In this non-fiction work, Malcolm Gladwell explores the power of the unconscious mind and how it applies to our everyday decision making. He talks about using techniques such as 'thin slicing' in order to gather small amounts of information in a short amount of time in order to reach a conclusion and, ultimately, make a decision. He taps into the psychologist in all of us and makes us think, without really thinking.

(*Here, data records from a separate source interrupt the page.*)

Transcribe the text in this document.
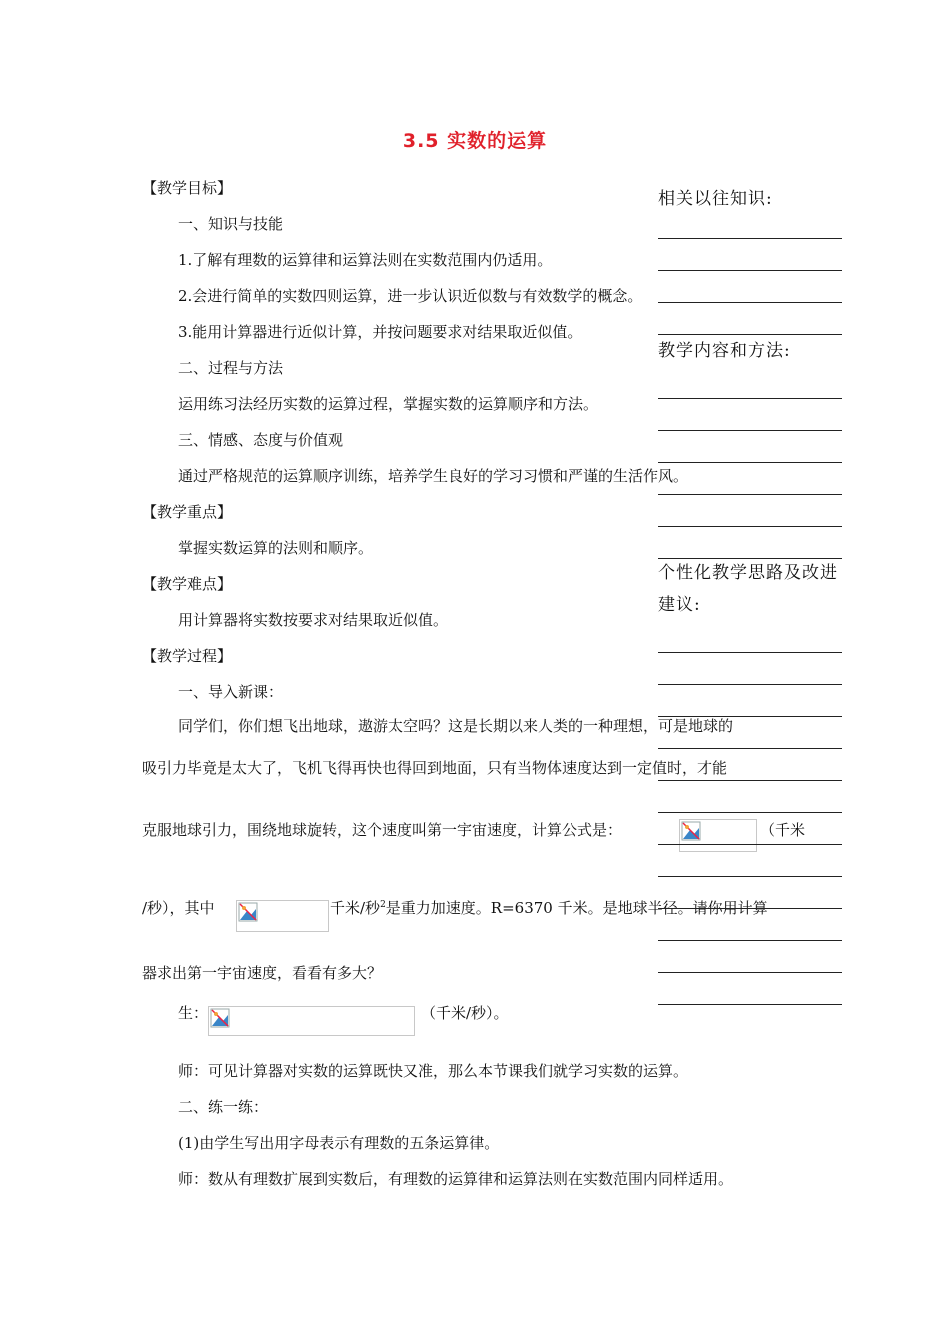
3.5 实数的运算
【教学目标】
一、知识与技能
1.了解有理数的运算律和运算法则在实数范围内仍适用。
2.会进行简单的实数四则运算，进一步认识近似数与有效数学的概念。
3.能用计算器进行近似计算，并按问题要求对结果取近似值。
二、过程与方法
运用练习法经历实数的运算过程，掌握实数的运算顺序和方法。
三、情感、态度与价值观
通过严格规范的运算顺序训练，培养学生良好的学习习惯和严谨的生活作风。
【教学重点】
掌握实数运算的法则和顺序。
【教学难点】
用计算器将实数按要求对结果取近似值。
【教学过程】
一、导入新课：
同学们，你们想飞出地球，遨游太空吗？这是长期以来人类的一种理想，可是地球的
吸引力毕竟是太大了，飞机飞得再快也得回到地面，只有当物体速度达到一定值时，才能
克服地球引力，围绕地球旋转，这个速度叫第一宇宙速度，计算公式是：	（千米
/秒），其中	千米/秒$^2$是重力加速度。R=6370 千米。是地球半径。请你用计算
器求出第一宇宙速度，看看有多大？
生：	（千米/秒）。
师：可见计算器对实数的运算既快又准，那么本节课我们就学习实数的运算。
二、练一练：
(1)由学生写出用字母表示有理数的五条运算律。
师：数从有理数扩展到实数后，有理数的运算律和运算法则在实数范围内同样适用。
相关以往知识:
教学内容和方法:
个性化教学思路及改进
建议:
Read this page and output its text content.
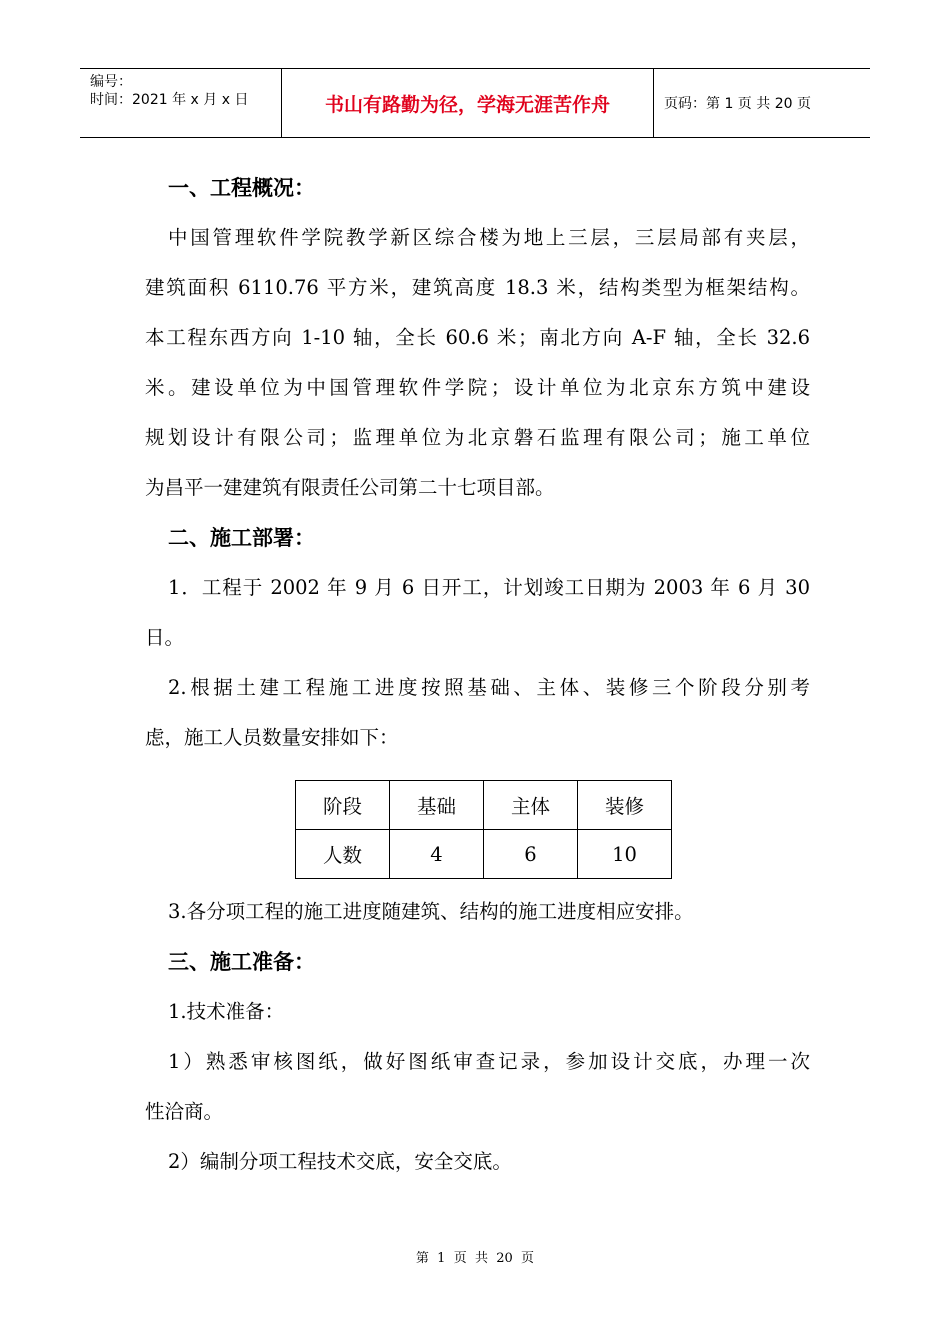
编号：
时间：2021 年 x 月 x 日	书山有路勤为径，学海无涯苦作舟	页码：第 1 页 共 20 页
一、工程概况：
中国管理软件学院教学新区综合楼为地上三层，三层局部有夹层，
建筑面积 6110.76 平方米，建筑高度 18.3 米，结构类型为框架结构。
本工程东西方向 1-10 轴，全长 60.6 米；南北方向 A-F 轴，全长 32.6
米。建设单位为中国管理软件学院；设计单位为北京东方筑中建设
规划设计有限公司；监理单位为北京磐石监理有限公司；施工单位
为昌平一建建筑有限责任公司第二十七项目部。
二、施工部署：
1．工程于 2002 年 9 月 6 日开工，计划竣工日期为 2003 年 6 月 30
日。
2.根据土建工程施工进度按照基础、主体、装修三个阶段分别考
虑，施工人员数量安排如下：
阶段	基础	主体	装修
人数	4	6	10
3.各分项工程的施工进度随建筑、结构的施工进度相应安排。
三、施工准备：
1.技术准备：
1）熟悉审核图纸，做好图纸审查记录，参加设计交底，办理一次
性洽商。
2）编制分项工程技术交底，安全交底。
第  1  页  共  20  页
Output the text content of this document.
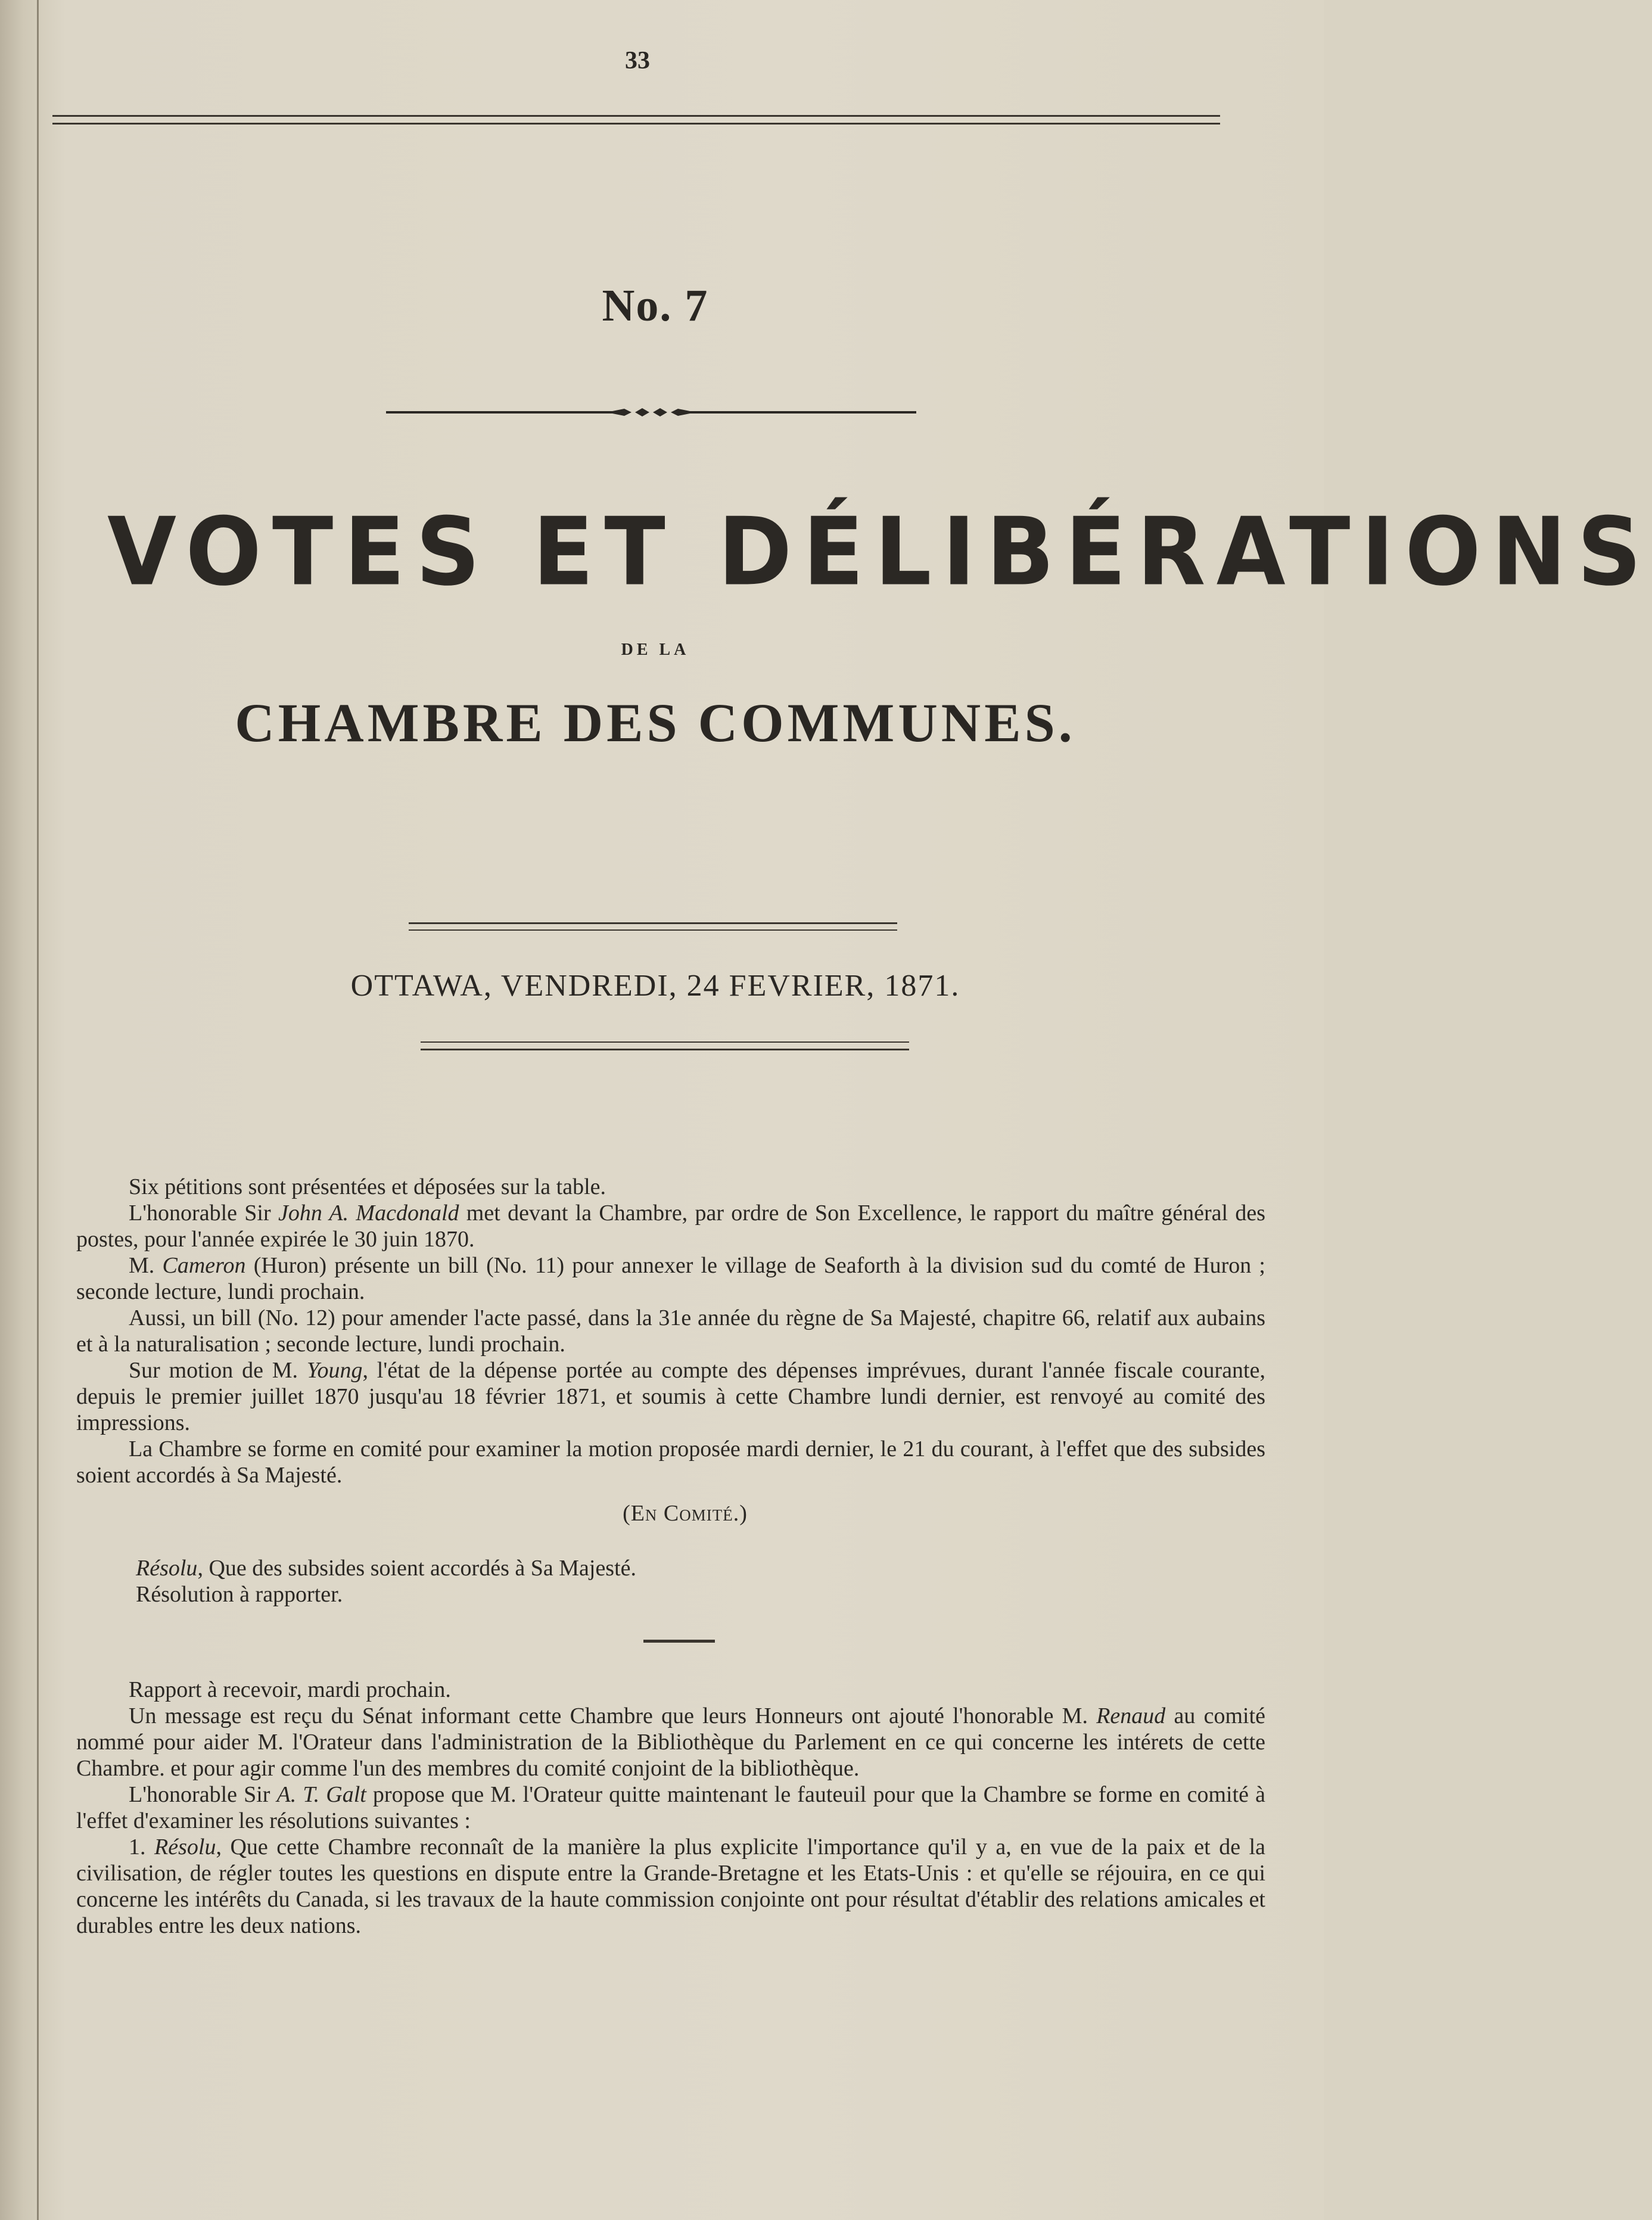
33
No. 7
VOTES ET DÉLIBÉRATIONS
DE LA
CHAMBRE DES COMMUNES.
OTTAWA, VENDREDI, 24 FEVRIER, 1871.

Six pétitions sont présentées et déposées sur la table.

L'honorable Sir John A. Macdonald met devant la Chambre, par ordre de Son Excellence, le rapport du maître général des postes, pour l'année expirée le 30 juin 1870.

M. Cameron (Huron) présente un bill (No. 11) pour annexer le village de Seaforth à la division sud du comté de Huron ; seconde lecture, lundi prochain.

Aussi, un bill (No. 12) pour amender l'acte passé, dans la 31e année du règne de Sa Majesté, chapitre 66, relatif aux aubains et à la naturalisation ; seconde lecture, lundi prochain.

Sur motion de M. Young, l'état de la dépense portée au compte des dépenses imprévues, durant l'année fiscale courante, depuis le premier juillet 1870 jusqu'au 18 février 1871, et soumis à cette Chambre lundi dernier, est renvoyé au comité des impressions.

La Chambre se forme en comité pour examiner la motion proposée mardi dernier, le 21 du courant, à l'effet que des subsides soient accordés à Sa Majesté.

(En Comité.)

Résolu, Que des subsides soient accordés à Sa Majesté.

Résolution à rapporter.

Rapport à recevoir, mardi prochain.

Un message est reçu du Sénat informant cette Chambre que leurs Honneurs ont ajouté l'honorable M. Renaud au comité nommé pour aider M. l'Orateur dans l'administration de la Bibliothèque du Parlement en ce qui concerne les intérets de cette Chambre. et pour agir comme l'un des membres du comité conjoint de la bibliothèque.

L'honorable Sir A. T. Galt propose que M. l'Orateur quitte maintenant le fauteuil pour que la Chambre se forme en comité à l'effet d'examiner les résolutions suivantes :

1. Résolu, Que cette Chambre reconnaît de la manière la plus explicite l'importance qu'il y a, en vue de la paix et de la civilisation, de régler toutes les questions en dispute entre la Grande-Bretagne et les Etats-Unis : et qu'elle se réjouira, en ce qui concerne les intérêts du Canada, si les travaux de la haute commission conjointe ont pour résultat d'établir des relations amicales et durables entre les deux nations.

From the very first page of this book, Gladwell hooks you on with a series of stories and anecdotes which are actually quite interesting. You can tell that he has a great passion for what he is writing and, as the reader, you get excited about it too, whatever it is that he's talking about. You read on, waiting, anticipating for an explanation of these stories, but that never really comes. Page after page, he tries to explain to you this concept of snap judgments and how making decisions in a split second is sometimes better than planning and analyzing the situation for extended periods of time. This is all great and entertaining for the first fifty pages, but after that he becomes repetitive and quite frankly, annoying.
Gladwell is a good storyteller. His diction and vocabulary combined with his use of rhetorical techniques make for enjoyable writing. If he were writing a book of short stories, then this thing wouldn't be half bad, but he is not. He is writing a non-fiction book, and is trying to convey an idea to you. This is where he fails as an author. In all of this 'story time', Gladwell loses focus on getting his main idea across. He loses you as a reader and really just makes you bored. On many occasions, I just had to put the book down and do something else for a while before I could bring myself to continue on. It didn't help. I found myself reading story after story about studies, experiments, situations of all kinds; all of which said the same thing. I understand repetition is a valuable rhetorical device and when used properly can greatly improve works of literature, but this is more than repetitive; this is redundant. There are only so many ways you can repeat yourself, Mr. Gladwell.
When I first picked up this book, I expected a psychological exploration that would make me think, and I was immediately interested before I even opened it up. However, much to my dismay, Malcolm Gladwell didn't deliver. I was let down in so many ways. I turned each page, hoping that something would change, that the writer would take a different approach or dive into a new topic. This never happened.
I hate to rag on Mr. Gladwell so much, though. I still consider him to be a very intelligent individual. And I still think that I could have an interesting discussion with him. He could probably make me laugh too. But still, the man cannot write.